5 February 2017
Hal Varian (Chief Economist at Google) famously nominated “Statistician” as the sexiest job of the 21st century. Data scientists have been riding along, and getting lots of “air time”, all the more interesting since the term “data science” emerged only recently. Some say William S. Cleveland introduced it in 2001, but tracing back the real origins is always tricky. Data science and business intelligence (BI) analysts are often positioned as different disciplines. I’d like to add my two cents. For one thing, I consider the differences less pronounced than many others. Secondly, when you look at their respective activities, and how much they pursue similar goals, I want to make a case for how they can benefit from close collaboration.
Both Data Science and Business Intelligence revolve around deriving business insights from data. Not much difference there. Yet data scientists seem to be considered much more “sexy”, for some reason. I have always felt that many of the goals and responsibilities are very similar. In fact, I think they are more alike than different. But that’s just me, of course. Let’s have a look at some of the respective skillsets and typical results, and see where that takes us.

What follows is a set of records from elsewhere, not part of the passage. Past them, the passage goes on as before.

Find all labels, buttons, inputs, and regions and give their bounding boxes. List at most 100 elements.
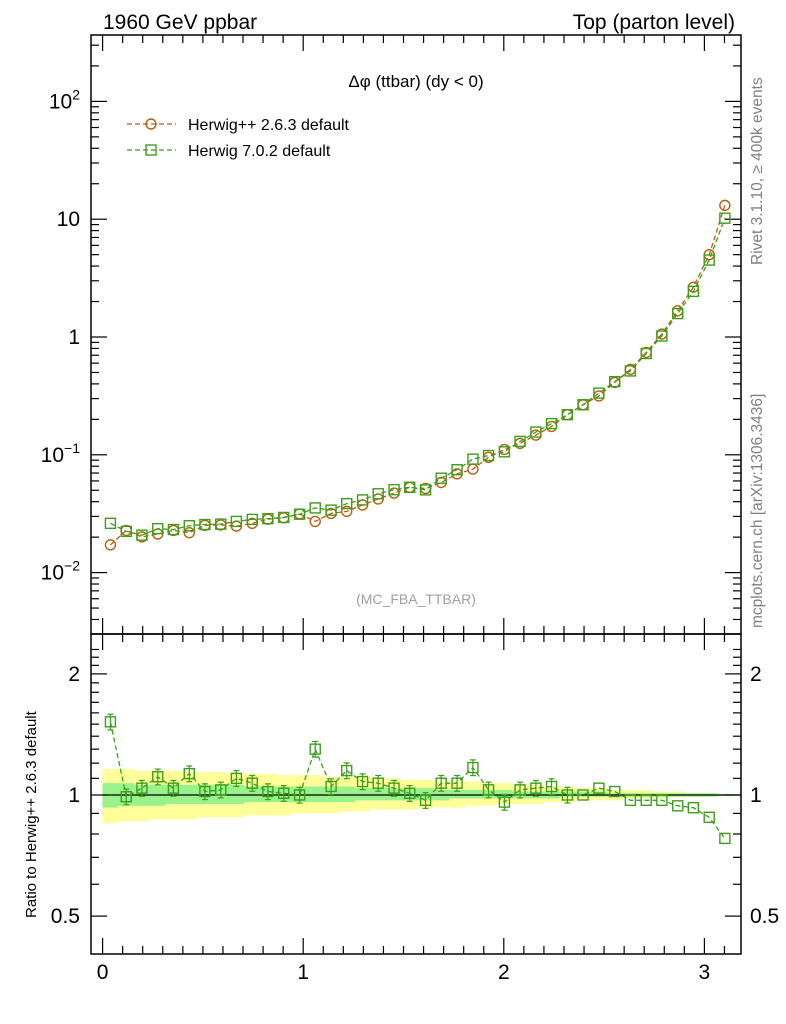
- main-plot-panel: 10−2 10−1 1 10 102 Δφ (ttbar) (dy < 0) (MC_F…: [41, 34, 742, 635]
- ratio-data-point-square: [278, 787, 290, 799]
- ratio-plot-frame: [90, 633, 742, 955]
- ratio-data-point-square: [293, 789, 306, 801]
- series-line: [109, 205, 726, 546]
- ratio-data-point-square: [246, 777, 258, 789]
- data-point-circle: [719, 199, 731, 212]
- data-point-square: [199, 518, 211, 531]
- x-tick-label: 0: [97, 961, 109, 984]
- ratio-y-tick-label-left: 1: [68, 784, 80, 807]
- ratio-data-point-square: [514, 784, 526, 796]
- ratio-data-point-square: [152, 771, 164, 783]
- data-point-square: [530, 426, 542, 438]
- ratio-data-point-square: [687, 801, 700, 814]
- data-point-square: [482, 449, 495, 462]
- ratio-data-point-square: [230, 772, 243, 785]
- y-tick-label: 102: [49, 86, 80, 113]
- ratio-data-point-square: [451, 777, 463, 789]
- ratio-data-point-square: [577, 789, 589, 801]
- ratio-data-point-square: [372, 777, 384, 789]
- ratio-y-tick-label-right: 0.5: [750, 905, 779, 928]
- y-tick-label: 10: [57, 208, 80, 231]
- ratio-y-tick-label-left: 0.5: [51, 905, 80, 928]
- ratio-plot-series: [104, 713, 731, 845]
- data-point-square: [278, 511, 290, 524]
- header-right: Top (parton level): [573, 11, 735, 34]
- data-point-square: [609, 375, 621, 388]
- data-point-circle: [104, 539, 117, 551]
- data-point-square: [719, 212, 731, 224]
- x-axis-tick-labels: 0 1 2 3: [97, 961, 710, 984]
- main-plot-ticks: 10−2 10−1 1 10 102: [41, 35, 741, 634]
- data-point-square: [435, 472, 447, 484]
- data-point-square: [104, 517, 117, 530]
- x-tick-label: 2: [498, 961, 510, 984]
- data-point-square: [577, 399, 589, 411]
- data-point-square: [246, 513, 258, 526]
- data-point-square: [451, 464, 463, 476]
- data-point-square: [167, 523, 180, 536]
- ratio-data-point-square: [167, 782, 180, 794]
- data-point-circle: [561, 408, 574, 421]
- ratio-data-point-square: [404, 787, 416, 799]
- ratio-data-point-square: [530, 782, 542, 794]
- ratio-series-line: [109, 721, 726, 839]
- data-point-square: [120, 525, 132, 538]
- ratio-data-point-square: [719, 832, 731, 845]
- ratio-data-point-square: [262, 785, 274, 798]
- ratio-data-point-square: [624, 794, 637, 807]
- data-point-circle: [341, 505, 353, 518]
- ratio-data-point-square: [120, 791, 132, 803]
- data-point-square: [325, 504, 337, 516]
- data-point-square: [293, 508, 306, 520]
- data-point-square: [561, 408, 574, 421]
- data-point-square: [687, 285, 700, 298]
- data-point-square: [136, 529, 148, 541]
- ratio-data-point-square: [672, 800, 684, 812]
- data-point-circle: [309, 515, 321, 528]
- side-label-rivet: Rivet 3.1.10, ≥ 400k events: [749, 77, 766, 265]
- data-point-square: [498, 446, 511, 458]
- ratio-plot-ticks: 0.5 0.5 1 1 2 2: [51, 634, 779, 954]
- ratio-data-point-square: [640, 794, 652, 807]
- data-point-square: [183, 520, 195, 532]
- data-point-square: [341, 497, 353, 510]
- ratio-data-point-square: [656, 794, 668, 807]
- ratio-data-point-square: [467, 761, 479, 774]
- series-line: [110, 217, 726, 536]
- ratio-y-tick-label-right: 1: [750, 784, 762, 807]
- data-point-square: [356, 494, 369, 506]
- ratio-data-point-square: [388, 782, 400, 794]
- ratio-data-point-square: [341, 764, 353, 777]
- data-point-square: [640, 347, 652, 360]
- ratio-data-point-square: [419, 794, 432, 807]
- data-point-circle: [183, 527, 195, 539]
- data-point-square: [309, 502, 321, 514]
- data-point-square: [215, 518, 227, 530]
- ratio-data-point-square: [325, 780, 337, 793]
- ratio-data-point-square: [104, 716, 117, 728]
- x-tick-label: 1: [297, 961, 309, 984]
- data-point-square: [545, 417, 558, 430]
- ratio-plot-panel: 0.5 0.5 1 1 2 2 Ratio to Herwig++ 2.6.3 defau…: [23, 633, 779, 955]
- legend-label: Herwig++ 2.6.3 default: [188, 117, 350, 134]
- data-point-square: [152, 522, 164, 535]
- header-left: 1960 GeV ppbar: [103, 11, 257, 34]
- legend-label: Herwig 7.0.2 default: [188, 143, 331, 160]
- legend-marker-square: [145, 144, 157, 156]
- data-point-square: [467, 453, 479, 465]
- ratio-data-point-square: [136, 782, 148, 794]
- main-plot-title: Δφ (ttbar) (dy < 0): [348, 72, 483, 91]
- data-point-square: [262, 512, 274, 525]
- legend: Herwig++ 2.6.3 default Herwig 7.0.2 defau…: [127, 117, 350, 160]
- y-tick-label: 10−2: [41, 558, 81, 585]
- ratio-data-point-square: [609, 785, 621, 798]
- ratio-y-axis-label: Ratio to Herwig++ 2.6.3 default: [23, 710, 40, 918]
- y-tick-label: 10−1: [41, 440, 81, 467]
- main-plot-series: [104, 199, 731, 551]
- ratio-data-point-square: [545, 780, 558, 793]
- data-point-square: [624, 365, 637, 377]
- ratio-y-tick-label-right: 2: [750, 663, 762, 686]
- data-point-square: [230, 515, 243, 528]
- ratio-y-tick-label-left: 2: [68, 663, 80, 686]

My perspective is that the main difference between BI analysts and data scientists is the time horizon they focus on. Whereas BI is usually backward looking, data science is mostly targeted at forward looking insights. This may sound more principled than I really see it. Personally, I see it as a nuance, a slight difference in emphasis. Think about this: for the majority of use cases, analysis of historical data (the focus of BI analysis) is also done to make extrapolations about the future. That may often be by implication, rather than explicitly. Consider this: few business people look at historical data for purposes of an account of the past per se. They are not historians, they use these data to drive the business, drive it forward.
Another distinction I often hear is that BI focuses on the “what”, whereas data science aims to uncover the “why” of important business events. Again, I would argue that this distinction positions them as more distinct, more different, than I see them. A substantial part of the “art” or data science is telling a story with data, and that almost always means giving a structured and credible overview of seemingly disparate business facts that everyone can agree with. You sum up an array of agreed upon observations, and then posit a hypothesis about how or why they are connected. BI analysts leave the explanation to their report readers, whereas data scientists are more inclined to make explicit reference to the causal nature of connections between facts, a reference to “why”, if you like.
BI outputs are mostly consumed at the enterprise level, or at least at the department level. This always involves a fair amount of processing and (re)structuring of data, work that needs to happen to enable this. This is where they can join forces with data scientists, and where both can improve effectiveness. Data scientists can nicely piggyback on these efforts. When data scientists do all of those transformations (referred to as ETL) themselves, this leads to two kinds of problems. Firstly, this leads to inefficiencies, they are effectively duplicating work. Secondly, and more importantly, this carries a very real risk of inconsistencies in results. When two people try to do the same transformations, there is a very real possibility that although they started off with the same raw data, they may wind up with slightly different result sets. For this reason, data scientists and BI analysts that tap into the same source data, really ought to be joined at the hip!